Solve : |x-4|>a if case1:a>0 and case2:a<0
I am getting answers which look similar in both cases. please i wish to know why it is so and how different both answers are when plotted on a number line
If $a \lt 0$, all $x$ will satisfy it as all absolute values are $ \ge 0$. If $a \gt 0$ you need the points more than $a$ from $4$.
The work in your comment was a good start. Another thing to notice is that if $a>0$, then $4-a<4+a$, so your solution consists of two disjoint "rays" corresponding to the inequalities you wrote. However, when $a<0$, then $4+a<4-a$, and in particular each $x$ such that $x\geq 4-a$ satisfies $x>4+a$. That is one way to see that your method leads to the same answer mentioned in Ross's answer. But Ross's method of observing that $|x-4|\geq 0>a$ for all $x$ if $a<0$ is a little easier.

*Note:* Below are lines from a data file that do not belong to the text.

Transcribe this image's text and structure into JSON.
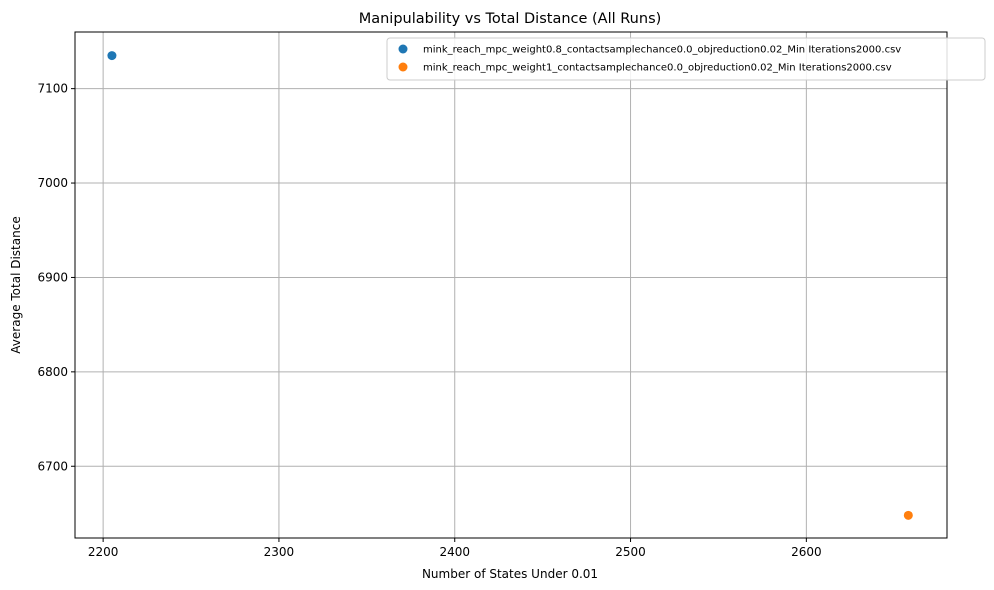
{
  "chart_data": {
    "type": "scatter",
    "title": "Manipulability vs Total Distance (All Runs)",
    "xlabel": "Number of States Under 0.01",
    "ylabel": "Average Total Distance",
    "xlim": [
      2184,
      2680
    ],
    "ylim": [
      6624,
      7160
    ],
    "xticks": [
      2200,
      2300,
      2400,
      2500,
      2600
    ],
    "yticks": [
      6700,
      6800,
      6900,
      7000,
      7100
    ],
    "grid": true,
    "legend_position": "top-right",
    "series": [
      {
        "name": "mink_reach_mpc_weight0.8_contactsamplechance0.0_objreduction0.02_Min Iterations2000.csv",
        "color": "#1f77b4",
        "points": [
          {
            "x": 2205,
            "y": 7135
          }
        ]
      },
      {
        "name": "mink_reach_mpc_weight1_contactsamplechance0.0_objreduction0.02_Min Iterations2000.csv",
        "color": "#ff7f0e",
        "points": [
          {
            "x": 2658,
            "y": 6648
          }
        ]
      }
    ]
  }
}
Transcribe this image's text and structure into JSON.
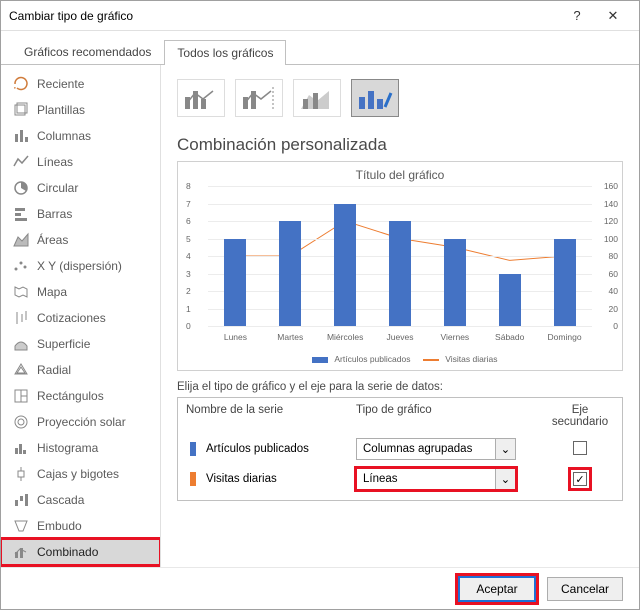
{
  "window": {
    "title": "Cambiar tipo de gráfico",
    "help": "?",
    "close": "✕"
  },
  "tabs": {
    "recommended": "Gráficos recomendados",
    "all": "Todos los gráficos"
  },
  "sidebar": {
    "items": [
      {
        "label": "Reciente",
        "icon": "recent"
      },
      {
        "label": "Plantillas",
        "icon": "templates"
      },
      {
        "label": "Columnas",
        "icon": "columns"
      },
      {
        "label": "Líneas",
        "icon": "lines"
      },
      {
        "label": "Circular",
        "icon": "pie"
      },
      {
        "label": "Barras",
        "icon": "bars"
      },
      {
        "label": "Áreas",
        "icon": "area"
      },
      {
        "label": "X Y (dispersión)",
        "icon": "scatter"
      },
      {
        "label": "Mapa",
        "icon": "map"
      },
      {
        "label": "Cotizaciones",
        "icon": "stock"
      },
      {
        "label": "Superficie",
        "icon": "surface"
      },
      {
        "label": "Radial",
        "icon": "radar"
      },
      {
        "label": "Rectángulos",
        "icon": "treemap"
      },
      {
        "label": "Proyección solar",
        "icon": "sunburst"
      },
      {
        "label": "Histograma",
        "icon": "histogram"
      },
      {
        "label": "Cajas y bigotes",
        "icon": "boxplot"
      },
      {
        "label": "Cascada",
        "icon": "waterfall"
      },
      {
        "label": "Embudo",
        "icon": "funnel"
      },
      {
        "label": "Combinado",
        "icon": "combo"
      }
    ],
    "selected_index": 18
  },
  "section_title": "Combinación personalizada",
  "chart": {
    "title": "Título del gráfico",
    "categories": [
      "Lunes",
      "Martes",
      "Miércoles",
      "Jueves",
      "Viernes",
      "Sábado",
      "Domingo"
    ],
    "bar_values": [
      5,
      6,
      7,
      6,
      5,
      3,
      5
    ],
    "line_values": [
      80,
      80,
      120,
      100,
      90,
      75,
      80
    ],
    "y_left": {
      "min": 0,
      "max": 8,
      "step": 1
    },
    "y_right": {
      "min": 0,
      "max": 160,
      "step": 20
    },
    "bar_color": "#4472c4",
    "line_color": "#ed7d31",
    "grid_color": "#ececec",
    "legend": {
      "s1": "Artículos publicados",
      "s2": "Visitas diarias"
    }
  },
  "picker": {
    "instruction": "Elija el tipo de gráfico y el eje para la serie de datos:",
    "head_name": "Nombre de la serie",
    "head_type": "Tipo de gráfico",
    "head_sec": "Eje secundario",
    "series": [
      {
        "name": "Artículos publicados",
        "color": "#4472c4",
        "type": "Columnas agrupadas",
        "secondary": false
      },
      {
        "name": "Visitas diarias",
        "color": "#ed7d31",
        "type": "Líneas",
        "secondary": true
      }
    ]
  },
  "footer": {
    "ok": "Aceptar",
    "cancel": "Cancelar"
  },
  "highlights": {
    "red_boxes": [
      "sidebar-item-combo",
      "dropdown-type-1",
      "checkbox-sec-1",
      "ok-button-wrap"
    ],
    "blue_boxes": [
      "ok-button"
    ]
  },
  "colors": {
    "accent_red": "#e81123",
    "accent_blue": "#1e6fd6"
  }
}
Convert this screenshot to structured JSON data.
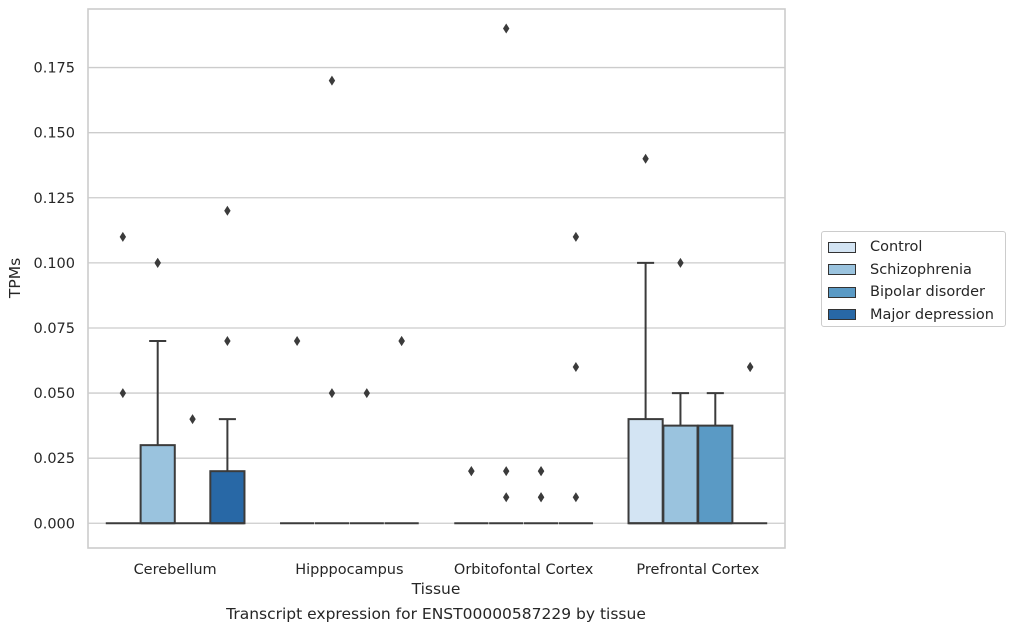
{
  "caption": "Transcript expression for ENST00000587229 by tissue",
  "chart_data": {
    "type": "box",
    "xlabel": "Tissue",
    "ylabel": "TPMs",
    "categories": [
      "Cerebellum",
      "Hipppocampus",
      "Orbitofontal Cortex",
      "Prefrontal Cortex"
    ],
    "ylim": [
      -0.0095,
      0.1975
    ],
    "yticks": [
      0.0,
      0.025,
      0.05,
      0.075,
      0.1,
      0.125,
      0.15,
      0.175
    ],
    "ytick_labels": [
      "0.000",
      "0.025",
      "0.050",
      "0.075",
      "0.100",
      "0.125",
      "0.150",
      "0.175"
    ],
    "grid": "horizontal",
    "legend_position": "right",
    "series": [
      {
        "name": "Control",
        "color": "#d3e4f3",
        "boxes": [
          {
            "q1": 0,
            "median": 0,
            "q3": 0,
            "whisker_low": 0,
            "whisker_high": 0,
            "outliers": [
              0.05,
              0.11
            ]
          },
          {
            "q1": 0,
            "median": 0,
            "q3": 0,
            "whisker_low": 0,
            "whisker_high": 0,
            "outliers": [
              0.07
            ]
          },
          {
            "q1": 0,
            "median": 0,
            "q3": 0,
            "whisker_low": 0,
            "whisker_high": 0,
            "outliers": [
              0.02,
              0.02
            ]
          },
          {
            "q1": 0,
            "median": 0,
            "q3": 0.04,
            "whisker_low": 0,
            "whisker_high": 0.1,
            "outliers": [
              0.14
            ]
          }
        ]
      },
      {
        "name": "Schizophrenia",
        "color": "#9ac3de",
        "boxes": [
          {
            "q1": 0,
            "median": 0,
            "q3": 0.03,
            "whisker_low": 0,
            "whisker_high": 0.07,
            "outliers": [
              0.1,
              0.1
            ]
          },
          {
            "q1": 0,
            "median": 0,
            "q3": 0,
            "whisker_low": 0,
            "whisker_high": 0,
            "outliers": [
              0.05,
              0.17
            ]
          },
          {
            "q1": 0,
            "median": 0,
            "q3": 0,
            "whisker_low": 0,
            "whisker_high": 0,
            "outliers": [
              0.01,
              0.02,
              0.19
            ]
          },
          {
            "q1": 0,
            "median": 0,
            "q3": 0.0375,
            "whisker_low": 0,
            "whisker_high": 0.05,
            "outliers": [
              0.1
            ]
          }
        ]
      },
      {
        "name": "Bipolar disorder",
        "color": "#5a9ac5",
        "boxes": [
          {
            "q1": 0,
            "median": 0,
            "q3": 0,
            "whisker_low": 0,
            "whisker_high": 0,
            "outliers": [
              0.04
            ]
          },
          {
            "q1": 0,
            "median": 0,
            "q3": 0,
            "whisker_low": 0,
            "whisker_high": 0,
            "outliers": [
              0.05
            ]
          },
          {
            "q1": 0,
            "median": 0,
            "q3": 0,
            "whisker_low": 0,
            "whisker_high": 0,
            "outliers": [
              0.01,
              0.01,
              0.02,
              0.02
            ]
          },
          {
            "q1": 0,
            "median": 0,
            "q3": 0.0375,
            "whisker_low": 0,
            "whisker_high": 0.05,
            "outliers": []
          }
        ]
      },
      {
        "name": "Major depression",
        "color": "#2868a6",
        "boxes": [
          {
            "q1": 0,
            "median": 0,
            "q3": 0.02,
            "whisker_low": 0,
            "whisker_high": 0.04,
            "outliers": [
              0.07,
              0.12
            ]
          },
          {
            "q1": 0,
            "median": 0,
            "q3": 0,
            "whisker_low": 0,
            "whisker_high": 0,
            "outliers": [
              0.07,
              0.07
            ]
          },
          {
            "q1": 0,
            "median": 0,
            "q3": 0,
            "whisker_low": 0,
            "whisker_high": 0,
            "outliers": [
              0.01,
              0.06,
              0.11
            ]
          },
          {
            "q1": 0,
            "median": 0,
            "q3": 0,
            "whisker_low": 0,
            "whisker_high": 0,
            "outliers": [
              0.06,
              0.06
            ]
          }
        ]
      }
    ]
  }
}
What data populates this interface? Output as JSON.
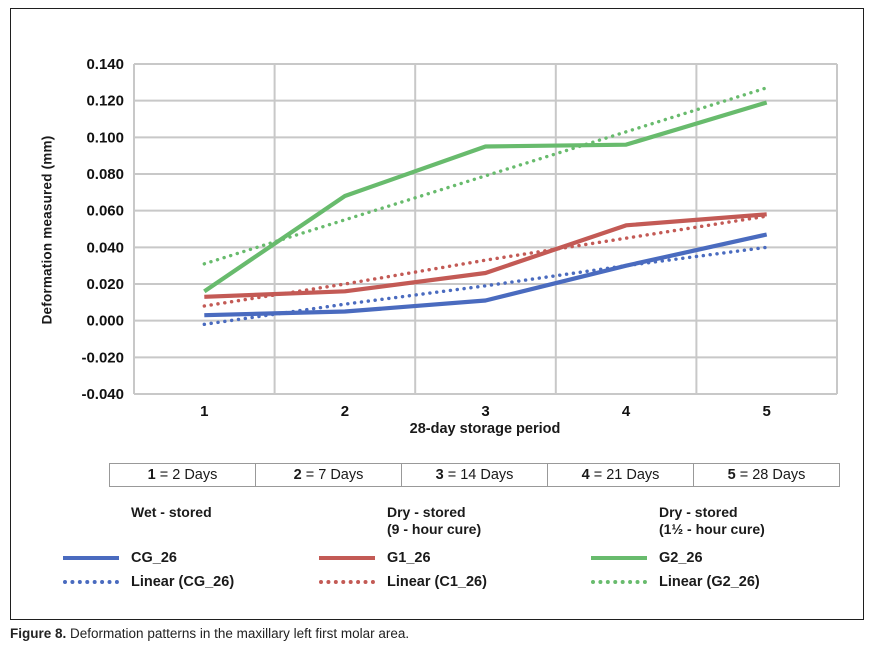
{
  "colors": {
    "blue": "#4a6bbf",
    "red": "#c35a55",
    "green": "#68bb6d",
    "grid": "#c8c8c8"
  },
  "chart_data": {
    "type": "line",
    "categories": [
      "1",
      "2",
      "3",
      "4",
      "5"
    ],
    "xlabel": "28-day storage period",
    "ylabel": "Deformation measured (mm)",
    "ylim": [
      -0.04,
      0.14
    ],
    "ytick_step": 0.02,
    "ytick_decimals": 3,
    "grid": true,
    "legend_position": "bottom",
    "series": [
      {
        "name": "CG_26",
        "style": "solid",
        "color": "#4a6bbf",
        "values": [
          0.003,
          0.005,
          0.011,
          0.03,
          0.047
        ]
      },
      {
        "name": "Linear (CG_26)",
        "style": "dotted",
        "color": "#4a6bbf",
        "values": [
          -0.002,
          0.009,
          0.019,
          0.03,
          0.04
        ]
      },
      {
        "name": "G1_26",
        "style": "solid",
        "color": "#c35a55",
        "values": [
          0.013,
          0.016,
          0.026,
          0.052,
          0.058
        ]
      },
      {
        "name": "Linear (C1_26)",
        "style": "dotted",
        "color": "#c35a55",
        "values": [
          0.008,
          0.02,
          0.033,
          0.045,
          0.057
        ]
      },
      {
        "name": "G2_26",
        "style": "solid",
        "color": "#68bb6d",
        "values": [
          0.016,
          0.068,
          0.095,
          0.096,
          0.119
        ]
      },
      {
        "name": "Linear (G2_26)",
        "style": "dotted",
        "color": "#68bb6d",
        "values": [
          0.031,
          0.055,
          0.079,
          0.103,
          0.127
        ]
      }
    ]
  },
  "period_table": {
    "cells": [
      {
        "num": "1",
        "days": "2 Days"
      },
      {
        "num": "2",
        "days": "7 Days"
      },
      {
        "num": "3",
        "days": "14 Days"
      },
      {
        "num": "4",
        "days": "21 Days"
      },
      {
        "num": "5",
        "days": "28 Days"
      }
    ]
  },
  "legend": {
    "groups": [
      {
        "header_lines": [
          "Wet - stored"
        ],
        "items": [
          {
            "label": "CG_26",
            "style": "solid",
            "color": "#4a6bbf"
          },
          {
            "label": "Linear (CG_26)",
            "style": "dotted",
            "color": "#4a6bbf"
          }
        ]
      },
      {
        "header_lines": [
          "Dry - stored",
          "(9 - hour cure)"
        ],
        "items": [
          {
            "label": "G1_26",
            "style": "solid",
            "color": "#c35a55"
          },
          {
            "label": "Linear (C1_26)",
            "style": "dotted",
            "color": "#c35a55"
          }
        ]
      },
      {
        "header_lines": [
          "Dry - stored",
          "(1½ - hour cure)"
        ],
        "items": [
          {
            "label": "G2_26",
            "style": "solid",
            "color": "#68bb6d"
          },
          {
            "label": "Linear (G2_26)",
            "style": "dotted",
            "color": "#68bb6d"
          }
        ]
      }
    ]
  },
  "caption": {
    "label": "Figure 8.",
    "text": "Deformation patterns in the maxillary left first molar area."
  }
}
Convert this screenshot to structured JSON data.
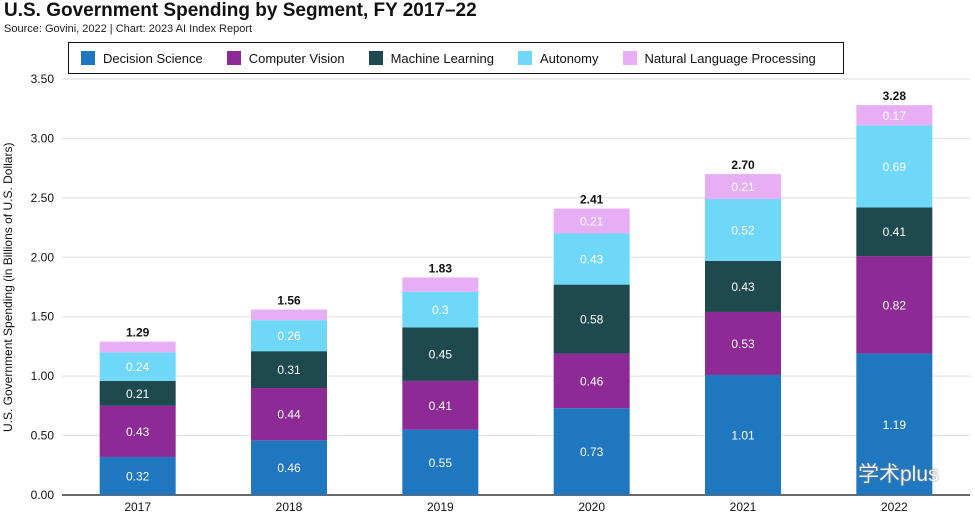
{
  "chart_data": {
    "type": "bar",
    "stacked": true,
    "title": "U.S. Government Spending by Segment, FY 2017–22",
    "subtitle": "Source: Govini, 2022 | Chart: 2023 AI Index Report",
    "ylabel": "U.S. Government Spending (in Billions of U.S. Dollars)",
    "xlabel": "",
    "ylim": [
      0,
      3.5
    ],
    "yticks": [
      "0.00",
      "0.50",
      "1.00",
      "1.50",
      "2.00",
      "2.50",
      "3.00",
      "3.50"
    ],
    "grid": true,
    "legend_position": "top",
    "categories": [
      "2017",
      "2018",
      "2019",
      "2020",
      "2021",
      "2022"
    ],
    "totals": [
      "1.29",
      "1.56",
      "1.83",
      "2.41",
      "2.70",
      "3.28"
    ],
    "series": [
      {
        "name": "Decision Science",
        "color": "#1f77c0",
        "values": [
          0.32,
          0.46,
          0.55,
          0.73,
          1.01,
          1.19
        ],
        "labels": [
          "0.32",
          "0.46",
          "0.55",
          "0.73",
          "1.01",
          "1.19"
        ]
      },
      {
        "name": "Computer Vision",
        "color": "#8e2a96",
        "values": [
          0.43,
          0.44,
          0.41,
          0.46,
          0.53,
          0.82
        ],
        "labels": [
          "0.43",
          "0.44",
          "0.41",
          "0.46",
          "0.53",
          "0.82"
        ]
      },
      {
        "name": "Machine Learning",
        "color": "#1e4a4f",
        "values": [
          0.21,
          0.31,
          0.45,
          0.58,
          0.43,
          0.41
        ],
        "labels": [
          "0.21",
          "0.31",
          "0.45",
          "0.58",
          "0.43",
          "0.41"
        ]
      },
      {
        "name": "Autonomy",
        "color": "#6fd7f7",
        "values": [
          0.24,
          0.26,
          0.3,
          0.43,
          0.52,
          0.69
        ],
        "labels": [
          "0.24",
          "0.26",
          "0.3",
          "0.43",
          "0.52",
          "0.69"
        ]
      },
      {
        "name": "Natural Language Processing",
        "color": "#e7aef5",
        "values": [
          0.09,
          0.09,
          0.12,
          0.21,
          0.21,
          0.17
        ],
        "labels": [
          "",
          "",
          "",
          "0.21",
          "0.21",
          "0.17"
        ]
      }
    ]
  },
  "watermark": {
    "text": "学术plus",
    "icon": "wechat-icon"
  }
}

To make things a little more concrete, consider what happens when $a=5$: Your method says that $x>9$ or $x<-1$, which is correct. Now when $a=-5$, your method says that $x>-1$ or $x<9$, which is true for all real numbers.
Consider multiple cases
Case 1: $a = 0$
Then, any number other than $4$ will satisfy your inequality.
Case 2: $a < 0$
Then, any $x$ will satisfy your inequality since absolute values are $\ge 0$
Case 3: $a > 0$
Then $|x - 4| > a$ if and only if $x$ is farther than $a$ units from $4$. Hence, $x - 4 > a$ or $x - 4 < -a$. So the set of all real numbers that satisfy your inequality is $$(-\infty, 4 - a) \cup (4+a, \infty)$$